Danang is always a nice change from the madness of Saigon’s noise and dirt and swarming motorbikes. It has wide streets, reasonable traffic, soft warm breezes off the South China Sea, earthy food I can’t begin to describe, and a mish-mash of architectural styles from Five-Star resorts, to galvanized tin lean-to’s. China Beach is becoming the Vietnamese Riviera as a dozen new mega-resorts open or get set to open in the next couple of years. But Danang, Vietnam’s third largest city, is still wrapped in a pretty plain wrapper. It’s all about business and education – pretty no-nonsense.
After a week in Danang, I flew to Hanoi which seems to me like several cities in one. I like the old part around Hoan Kiem Lake with its small pagoda where legend has it that Le Loi received the magical sword, from a golden turtle, that enabled him to defeat the Chinese and liberate Vietnam in the 15th century. I like the streets near Hoan Kiem that specialize in particular goods – Silk Street, Shoe Street, Handbag Street, Crafts Street, etc. But the weather in Hanoi is confused. It can be cool and humid at the same time, making you feel like you’re living under water. You don’t feel warm but your clothes are damp and clinging. The good news is you can get almost any cuisine you want to eat almost anytime. It may not be as international feeling as Saigon, but there are many more non-Asian faces on the street. The Hanoians think of themselves as the only true Vietnamese and they are very critical of other regions, dialects, climates, and cuisines. I don’t see it, but I’m not Vietnamese.
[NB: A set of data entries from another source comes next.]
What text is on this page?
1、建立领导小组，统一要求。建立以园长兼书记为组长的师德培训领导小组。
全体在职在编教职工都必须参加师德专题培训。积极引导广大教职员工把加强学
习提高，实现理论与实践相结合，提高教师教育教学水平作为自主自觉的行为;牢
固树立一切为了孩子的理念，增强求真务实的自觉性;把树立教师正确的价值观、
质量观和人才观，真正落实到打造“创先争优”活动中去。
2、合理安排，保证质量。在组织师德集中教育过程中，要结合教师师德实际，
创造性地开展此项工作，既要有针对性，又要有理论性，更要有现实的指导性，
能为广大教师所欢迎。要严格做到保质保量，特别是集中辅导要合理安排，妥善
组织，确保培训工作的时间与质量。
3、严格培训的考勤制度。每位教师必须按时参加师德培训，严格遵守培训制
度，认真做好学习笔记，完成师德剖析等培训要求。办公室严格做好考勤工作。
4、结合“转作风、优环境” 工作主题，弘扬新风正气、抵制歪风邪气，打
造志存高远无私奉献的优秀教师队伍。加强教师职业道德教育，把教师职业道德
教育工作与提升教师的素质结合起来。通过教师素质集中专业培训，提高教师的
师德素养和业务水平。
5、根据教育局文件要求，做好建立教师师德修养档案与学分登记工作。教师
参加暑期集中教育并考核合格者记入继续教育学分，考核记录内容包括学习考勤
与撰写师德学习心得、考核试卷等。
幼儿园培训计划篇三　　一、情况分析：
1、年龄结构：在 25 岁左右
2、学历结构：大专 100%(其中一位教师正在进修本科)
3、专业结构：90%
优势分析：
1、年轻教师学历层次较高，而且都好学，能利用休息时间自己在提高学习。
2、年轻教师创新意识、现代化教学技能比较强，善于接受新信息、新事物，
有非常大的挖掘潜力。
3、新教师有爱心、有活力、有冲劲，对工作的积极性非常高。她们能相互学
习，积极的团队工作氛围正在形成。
On day ten, I flew from Hanoi to Can Tho in the Mekong Delta and I felt as if I’d been let out of my cage. Can Tho is tropical – coconut palms, banana trees, wild orchids. It’s hot, but it’s summer hot like the beach, and there’s water everywhere. Can Tho is a modern city, but the surrounding area is rural, delta country with boats for transportation, and huts built out over the Mekong canals and tributaries. I can’t imagine how you navigate those canals, rivers, and backwaters. It’s a maze, but the people there are as warm and welcoming as the weather, and I was invited with a group to lunch after a ground-breaking ceremony at a school we are renovating. There were about 25 of us at a long table under a thatched room. I have no idea what I was eating, but most of it was tasty. The principal of the school was determined to fatten me up, so she kept putting mystery things in my rice bowl and the head of the People’s Committee kept filling my beer mug and toasting. It’s tough to say no to the People’s Committee in Vietnam, but just when you think this thing will go on forever everyone gets up and walks away. I didn’t see any signals, but it ended suddenly. Then it was a six hour drive back to Saigon, a shower, and beddy-bye. I was really glad to get home.